Research and text by Joy Horn, as published in The Cranleigh Magazine
There was excitement among farmers this month when the Board of Agriculture allocated a motor tractor to Surrey, in order to improve the production of home-grown food. They watched with great interest as its performance was tested in various parts of the county. This tractor, with its 25hp engine, was first tried out with a plough at Stoke Park Farm, Guildford, in the charge of two soldiers, acting as driver and ploughman. The heavy tractor was not entirely satisfactory on the heavy soil there, and the farmers’ verdict was that a somewhat lighter tractor would be preferable. On lighter soil, it could dig four furrows at once. This was the first use of a motor tractor in Surrey.
The pioneering motor tractor and plough then moved to Mr Boorman’s farm at Send. It was so valuable that it was worked non-stop, twenty-four hours a day, ploughing ten acres in that time. There is no record of what model of tractor it was, but the Fordson and the Saunderson tractors were around in 1917, and give some idea of what it would have been like. Ploughing with horses continued right up to the Second World War, because of the expense of investing in a tractor, but the future clearly lay with it.
The desperate need to increase food production was on everyone’s mind. The bishop of Winchester declared that people were at liberty to work on Sundays for this purpose, but that they should also go to church. However, if they had a bad conscience about working, they should not do so. The Cranleigh parish council announced that a four-ton truck-load of seed potatoes had been ordered for the parish. Meanwhile, at the Guildford sewage farm, twelve German prisoners-of-war started work clearing land for planting potatoes. The men who normally worked there had all enlisted, and only two women were left.
An editorial in the Surrey Advertiser suggested that bakeries and dairies should combine their deliveries to release men for national service. In Kingston, bakers were considering stopping the delivery of bread, pointing out that the price of bread would be less for the customers, if they fetched it from the shop. Cranleigh bakeries and dairies made a feature of their delivery services, with several local dairies making two milk deliveries per day.
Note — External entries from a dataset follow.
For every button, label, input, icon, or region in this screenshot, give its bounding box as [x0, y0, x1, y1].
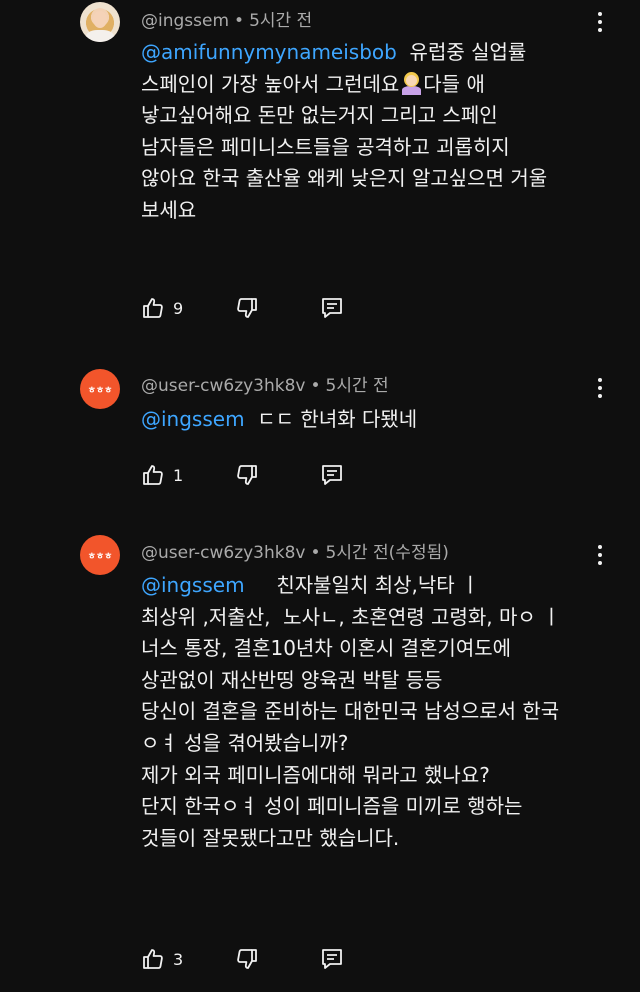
comment-line: 최상위 ,저출산, 노사ㄴ, 초혼연령 고령화, 마ㅇ ㅣ — [141, 604, 561, 629]
reply-icon — [322, 298, 342, 318]
comment-line: ㅇㅕ 성을 겪어봤습니까? — [141, 730, 349, 755]
mention-link[interactable]: @amifunnymynameisbob — [141, 40, 397, 64]
comment-line: 친자불일치 최상,낙타 ㅣ — [244, 573, 480, 597]
mention-link[interactable]: @ingssem — [141, 573, 245, 597]
comment-line: 너스 통장, 결혼10년차 이혼시 결혼기여도에 — [141, 636, 512, 661]
reply-icon — [322, 949, 342, 969]
comment-actions: 3 — [141, 944, 342, 974]
comment-meta: @user-cw6zy3hk8v • 5시간 전 — [141, 371, 389, 396]
comment-meta: @user-cw6zy3hk8v • 5시간 전(수정됨) — [141, 538, 449, 563]
reply-button[interactable] — [320, 296, 344, 320]
comment-line: 유럽중 실업률 — [396, 40, 527, 64]
thumbs-up-icon — [143, 465, 163, 485]
reply-button[interactable] — [320, 463, 344, 487]
comment-meta: @ingssem • 5시간 전 — [141, 6, 312, 31]
comment-line: 것들이 잘못됐다고만 했습니다. — [141, 825, 400, 850]
comment-line: 단지 한국ㅇㅕ 성이 페미니즘을 미끼로 행하는 — [141, 794, 523, 819]
avatar[interactable] — [80, 2, 120, 42]
like-count: 1 — [173, 465, 184, 485]
comment-text: @amifunnymynameisbob 유럽중 실업률 스페인이 가장 높아서… — [141, 37, 611, 226]
mention-link[interactable]: @ingssem — [141, 407, 245, 431]
reply-icon — [322, 465, 342, 485]
comment-text: @ingssem 친자불일치 최상,낙타 ㅣ 최상위 ,저출산, 노사ㄴ, 초혼… — [141, 570, 611, 854]
author-handle[interactable]: @ingssem — [141, 11, 229, 31]
timestamp: 5시간 전(수정됨) — [325, 543, 449, 563]
comment-text: @ingssem ㄷㄷ 한녀화 다됐네 — [141, 404, 611, 436]
comment-line: 낳고싶어해요 돈만 없는거지 그리고 스페인 — [141, 103, 498, 127]
comment-actions: 9 — [141, 293, 342, 323]
comment-line: 남자들은 페미니스트들을 공격하고 괴롭히지 — [141, 134, 510, 159]
thumbs-down-icon — [237, 465, 257, 485]
like-count: 3 — [173, 949, 184, 969]
person-facepalming-emoji-icon — [399, 71, 423, 95]
like-button[interactable]: 3 — [141, 947, 183, 971]
timestamp: 5시간 전 — [325, 376, 389, 396]
meta-separator: • — [310, 376, 321, 396]
comment-line: 다들 애 — [423, 71, 485, 96]
meta-separator: • — [310, 543, 321, 563]
more-vert-icon[interactable] — [592, 10, 608, 34]
meta-separator: • — [234, 11, 245, 31]
author-handle[interactable]: @user-cw6zy3hk8v — [141, 543, 306, 563]
avatar-initials: ㅎㅎㅎ — [87, 551, 113, 562]
more-vert-icon[interactable] — [592, 543, 608, 567]
avatar-initials: ㅎㅎㅎ — [87, 385, 113, 396]
dislike-button[interactable] — [235, 947, 259, 971]
comment-line: ㄷㄷ 한녀화 다됐네 — [244, 407, 418, 431]
like-count: 9 — [173, 298, 184, 318]
author-handle[interactable]: @user-cw6zy3hk8v — [141, 376, 306, 396]
comment-line: 제가 외국 페미니즘에대해 뭐라고 했나요? — [141, 762, 490, 787]
comment-line: 상관없이 재산반띵 양육권 박탈 등등 — [141, 667, 443, 692]
avatar[interactable]: ㅎㅎㅎ — [80, 369, 120, 409]
thumbs-up-icon — [143, 949, 163, 969]
comment-actions: 1 — [141, 460, 342, 490]
comment-line: 스페인이 가장 높아서 그런데요 — [141, 71, 400, 96]
timestamp: 5시간 전 — [249, 11, 313, 31]
dislike-button[interactable] — [235, 463, 259, 487]
comment-line: 당신이 결혼을 준비하는 대한민국 남성으로서 한국 — [141, 699, 560, 724]
more-vert-icon[interactable] — [592, 376, 608, 400]
comment-line: 보세요 — [141, 197, 197, 222]
dislike-button[interactable] — [235, 296, 259, 320]
like-button[interactable]: 9 — [141, 296, 183, 320]
like-button[interactable]: 1 — [141, 463, 183, 487]
avatar[interactable]: ㅎㅎㅎ — [80, 535, 120, 575]
thumbs-up-icon — [143, 298, 163, 318]
reply-button[interactable] — [320, 947, 344, 971]
thumbs-down-icon — [237, 298, 257, 318]
comment-line: 않아요 한국 출산율 왜케 낮은지 알고싶으면 거울 — [141, 166, 548, 190]
thumbs-down-icon — [237, 949, 257, 969]
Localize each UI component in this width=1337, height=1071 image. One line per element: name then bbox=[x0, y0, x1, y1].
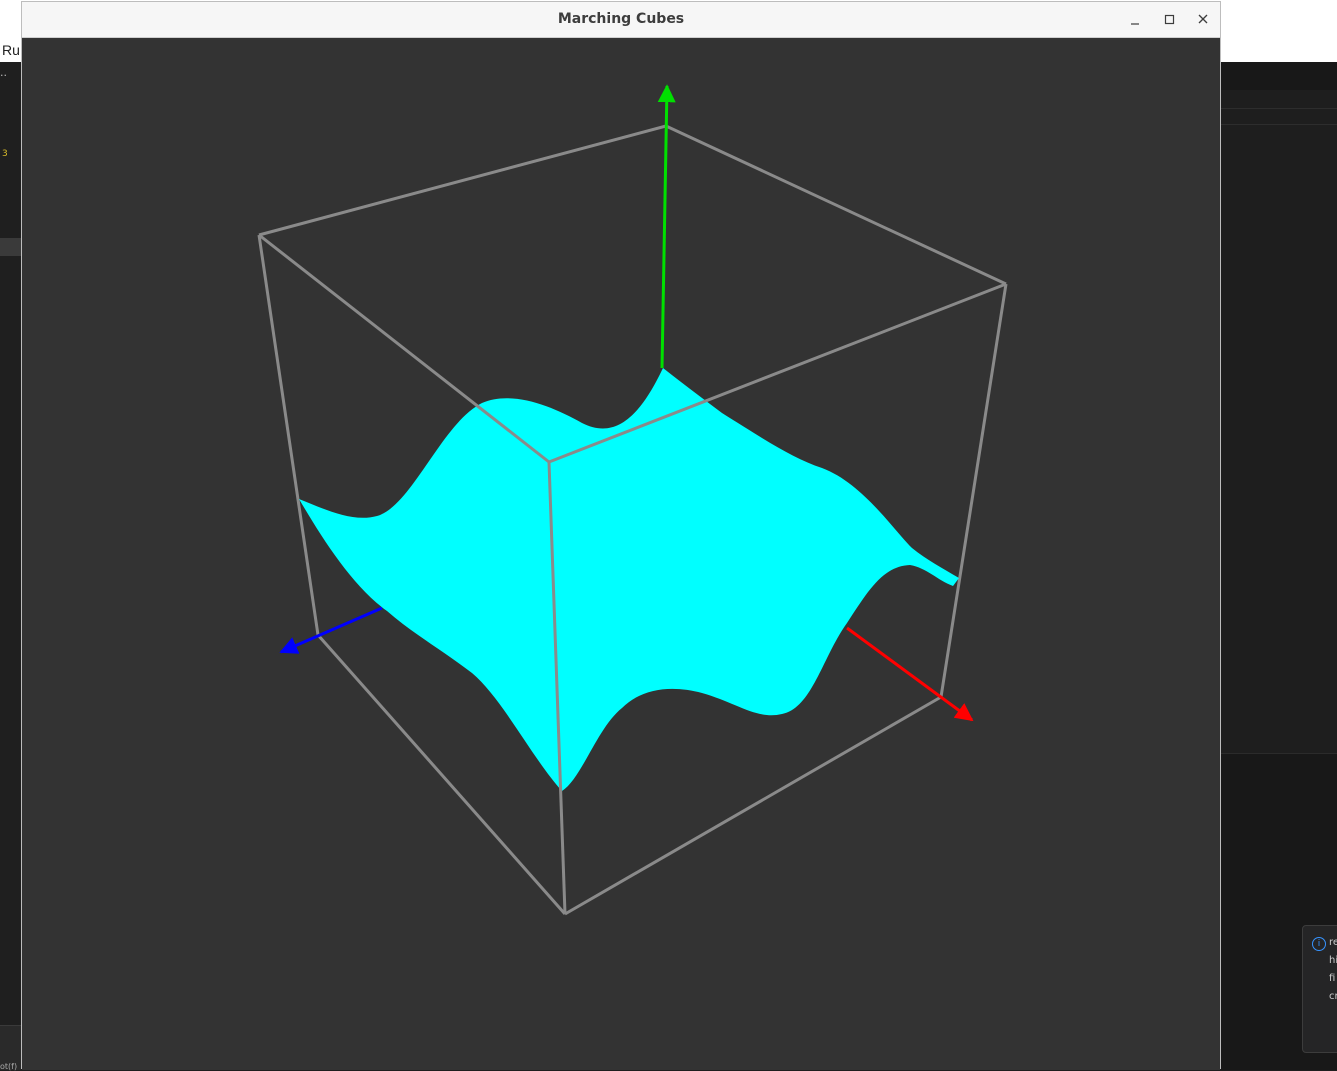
notification-line: hi bbox=[1329, 955, 1337, 966]
background-status-text: ot(f) bbox=[0, 1062, 18, 1071]
scene-canvas bbox=[22, 38, 1220, 1070]
notification-line: cr bbox=[1329, 991, 1337, 1002]
background-tabbar bbox=[1221, 62, 1337, 90]
close-button[interactable] bbox=[1191, 8, 1215, 32]
background-line-number: 3 bbox=[2, 149, 8, 159]
menu-item-run-partial[interactable]: Ru bbox=[2, 42, 20, 58]
background-ellipsis: .. bbox=[0, 66, 7, 79]
background-editor bbox=[1221, 90, 1337, 753]
minimize-button[interactable] bbox=[1123, 8, 1147, 32]
marching-cubes-window: Marching Cubes bbox=[21, 1, 1221, 1070]
notification-toast[interactable]: i re hi fi cr bbox=[1302, 925, 1337, 1053]
notification-line: re bbox=[1329, 937, 1337, 948]
background-editor-line bbox=[1221, 108, 1337, 109]
notification-line: fi bbox=[1329, 973, 1336, 984]
background-selected-row bbox=[0, 238, 21, 256]
info-icon: i bbox=[1312, 937, 1326, 951]
window-titlebar[interactable]: Marching Cubes bbox=[22, 2, 1220, 38]
window-title: Marching Cubes bbox=[557, 11, 685, 27]
maximize-icon bbox=[1164, 14, 1175, 25]
close-icon bbox=[1198, 14, 1208, 24]
background-left-gutter bbox=[0, 62, 21, 1069]
background-editor-line bbox=[1221, 124, 1337, 125]
render-viewport[interactable] bbox=[22, 38, 1220, 1070]
minimize-icon bbox=[1131, 23, 1139, 25]
maximize-button[interactable] bbox=[1157, 8, 1181, 32]
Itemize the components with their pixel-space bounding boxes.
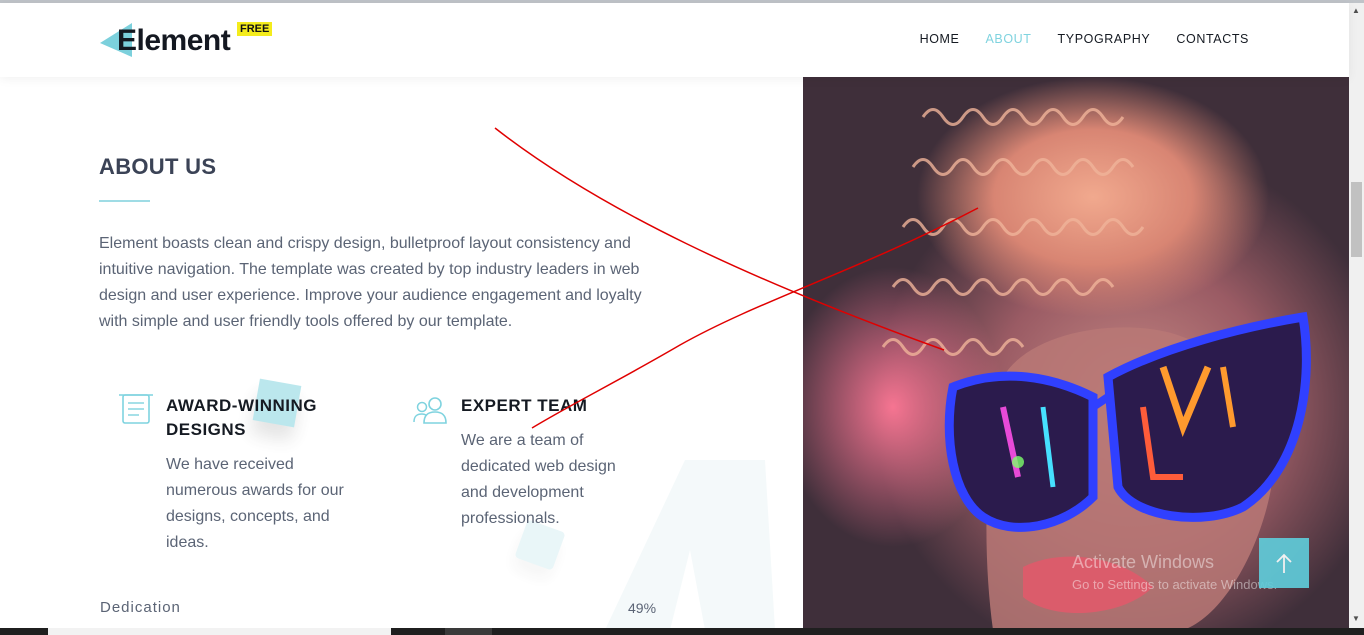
skill-label: Dedication xyxy=(100,599,181,616)
site-header: Element FREE HOME ABOUT TYPOGRAPHY CONTA… xyxy=(0,3,1349,77)
feature-award-title: AWARD-WINNING DESIGNS xyxy=(166,396,317,439)
taskbar-search-box[interactable] xyxy=(48,628,391,635)
main-nav: HOME ABOUT TYPOGRAPHY CONTACTS xyxy=(920,32,1249,46)
logo-free-badge: FREE xyxy=(237,22,273,36)
activate-windows-title: Activate Windows xyxy=(1072,552,1215,572)
page-scrollbar[interactable] xyxy=(1349,3,1364,630)
logo[interactable]: Element FREE xyxy=(100,21,300,61)
feature-team-text: We are a team of dedicated web design an… xyxy=(461,432,616,527)
title-divider xyxy=(99,200,150,202)
scrollbar-thumb[interactable] xyxy=(1351,182,1362,257)
nav-home[interactable]: HOME xyxy=(920,32,960,46)
logo-text: Element xyxy=(117,24,231,57)
activate-windows-subtitle: Go to Settings to activate Windows. xyxy=(1072,577,1278,592)
users-icon xyxy=(413,397,447,424)
back-to-top-button[interactable] xyxy=(1259,538,1309,588)
about-title: ABOUT US xyxy=(99,154,217,179)
about-description: Element boasts clean and crispy design, … xyxy=(99,235,642,330)
taskbar-app-button[interactable] xyxy=(445,628,492,635)
nav-typography[interactable]: TYPOGRAPHY xyxy=(1058,32,1151,46)
feature-team-title: EXPERT TEAM xyxy=(461,396,588,415)
nav-about[interactable]: ABOUT xyxy=(985,32,1031,46)
feature-award-text: We have received numerous awards for our… xyxy=(166,456,344,551)
arrow-up-icon xyxy=(1276,553,1292,573)
skill-value: 49% xyxy=(628,600,657,616)
document-list-icon xyxy=(119,394,153,424)
scroll-up-arrow-icon[interactable]: ▲ xyxy=(1352,6,1360,15)
nav-contacts[interactable]: CONTACTS xyxy=(1176,32,1249,46)
scroll-down-arrow-icon[interactable]: ▼ xyxy=(1352,614,1360,623)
On 20 March, the Hambledon Tribunal had a few Cranleigh men among the cases which it considered for exemption from national service. George Pirie, 38, married, baker at the St Andrew’s Bakery on the Common, was allowed three months before being obliged to join the armed forces. The same was granted to Samuel Mann, ironmonger and house furnisher, director of David Mann’s. However, I have not found evidence that either of them actually served.
News came that Sergeant Tom Warner of the 2nd Queen’s was seriously wounded and dangerously ill, having had his right arm amputated. His home was ‘Hobart’ in Mount Road. As he was a traction engine driver in civilian life, this operation must have raised serious questions as to how he would be employed when he left the army.